School: University of Arizona College of Medicine-Phoenix
Hometown: Bangalore, Karnataka, India
Daily Mentor(s): Jian Gu, PhD
PI: Frederic Zenhausern, PhD
Helios Scholar
An estimated 3.4 billion people globally are affected by neurological disorders, and that continues to rise due to increased life expectancy. There is a pressing need for predictive in vitro drug delivery models to develop more effective neurotherapeutics and establish safe and effective dosing. The human blood-brain barrier (hBBB) presents a significant obstacle by impeding the delivery of 100% of large and 98% of small molecule drugs to the brain.
Bubble-assisted focused ultrasound (BAFUS), an innovative technology currently in clinical trials, allows transient BBB disruption (BBBD) to deliver neurotherapeutics to the brain.
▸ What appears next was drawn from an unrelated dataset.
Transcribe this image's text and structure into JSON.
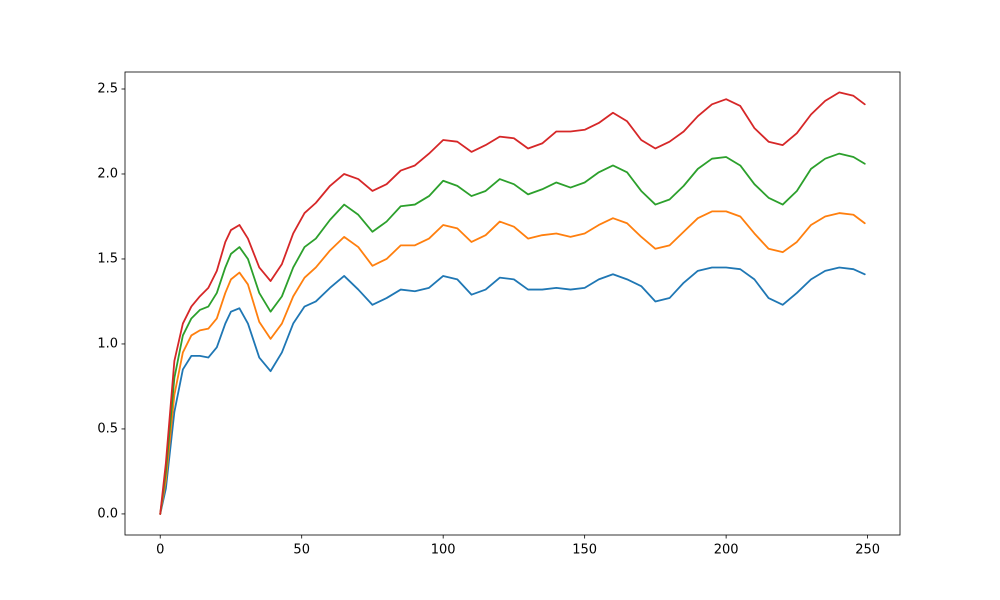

Additionally, organ-on-chip (OoC) models are great in vitro platforms for studying biological barrier models. Our lab has previously developed a ‘US-transparent BBB OoC model’ to simulate BAFUS BBB disruption and recovery of a Caco-2 barrier with a Trans-Epi/Endothelial Electrical Resistance (TEER) of 300-400Ωcm2. However, the Caco-2 model lacks the in vivo BBB paracellular transport characteristics with an estimated TEER of ~ 8000Ωcm2 and no high-resolution TEER available for real-time barrier disruption monitoring.
This project aims to a. develop a protocol for iPSC-derived Brain Microvascular Endothelial Cells (iBMVECs) to generate BBB in vitro models with TEER close to that in vivo. b. develop a real-time high-resolution (rt-hr) TEER monitoring system, and c. fabricate and test custom electrodes of various metals toward a future high-throughput system. iBMVECs were derived and validated using morphology and BBB characteristic mRNA expression; a TEER of 5500Ωcm2 was recorded. rt-hr TEER monitoring was achieved, and the custom-fabricated probes were tested.